As data becomes the epicenter of enterprise decision-making, companies automatically push for profitability. However, companies must have access to the right solution to leverage the benefits of data. Insights derived from data are essential for offering smart recommendations and insights.
9. Moving to Cloud
Cloud promises the CPG industry the option to leverage many newer technologies. It easily makes scalability possible, helping these brands deliver better services for consumers and retail stores.
Cloud ensures that CPG companies can optimize operations, bring innovation and advanced technologies, and modernize the current technology. Ivy works with Partners like AWS, Salesforce and Microsoft Azure to deliver the highest quality integrations.
Beyond all the benefits mentioned above, cost-effectiveness is one way to describe transformation to the cloud. One no longer needs the on-premise assets. Cloud technology reduces the need for assets and involves costs only for acquiring server spaces.
10. Brand Loyalty
CPG companies have to leverage the 59% of the population keen on spending more to purchase their preferred brand. And one-third of these people mentioned that their loyalty depended on the efficiency of the loyalty programs offered by these brands.
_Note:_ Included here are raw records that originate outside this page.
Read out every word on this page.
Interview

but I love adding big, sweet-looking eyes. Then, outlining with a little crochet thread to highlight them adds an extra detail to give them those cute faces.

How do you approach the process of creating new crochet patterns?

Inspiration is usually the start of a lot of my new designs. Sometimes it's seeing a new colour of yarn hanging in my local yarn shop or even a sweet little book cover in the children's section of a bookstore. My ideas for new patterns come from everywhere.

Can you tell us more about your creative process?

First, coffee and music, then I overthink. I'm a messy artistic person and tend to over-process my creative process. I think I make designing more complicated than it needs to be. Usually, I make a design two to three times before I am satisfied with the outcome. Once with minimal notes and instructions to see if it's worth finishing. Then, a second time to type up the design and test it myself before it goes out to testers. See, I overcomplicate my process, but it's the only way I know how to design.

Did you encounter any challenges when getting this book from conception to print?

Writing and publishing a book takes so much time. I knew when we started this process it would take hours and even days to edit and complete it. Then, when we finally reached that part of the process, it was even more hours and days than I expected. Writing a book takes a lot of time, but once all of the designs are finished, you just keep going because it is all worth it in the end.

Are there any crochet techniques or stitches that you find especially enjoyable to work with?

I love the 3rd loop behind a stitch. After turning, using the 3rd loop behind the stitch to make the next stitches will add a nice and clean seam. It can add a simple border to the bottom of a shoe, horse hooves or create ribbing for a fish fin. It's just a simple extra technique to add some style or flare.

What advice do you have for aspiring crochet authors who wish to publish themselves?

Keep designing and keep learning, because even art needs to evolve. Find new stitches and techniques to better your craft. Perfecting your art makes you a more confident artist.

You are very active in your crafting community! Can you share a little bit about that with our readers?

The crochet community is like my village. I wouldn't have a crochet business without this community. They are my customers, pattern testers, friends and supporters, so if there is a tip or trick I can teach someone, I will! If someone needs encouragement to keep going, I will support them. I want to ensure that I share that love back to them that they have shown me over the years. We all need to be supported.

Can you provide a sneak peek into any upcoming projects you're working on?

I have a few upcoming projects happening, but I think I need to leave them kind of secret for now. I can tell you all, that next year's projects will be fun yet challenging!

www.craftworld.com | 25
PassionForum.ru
All this data points to CPG companies having to go the extra mile trying to focus on their loyalty program. The better the offerings, the better the loyalty from customers. Investing in a Distribution Management System that supports a loyalty program is essential for the company’s well-being.
The Final Takeaway
Consumer technology trends are developing faster than we can imagine. With the advent of new technology blockchain, NFTs, and crypto, the paradigm shift of consumer goods to an alternate virtual world will happen sooner than later. Some of these ideas are underway, while others are already up and running.
Assess yourself today and prepare now for the future ahead.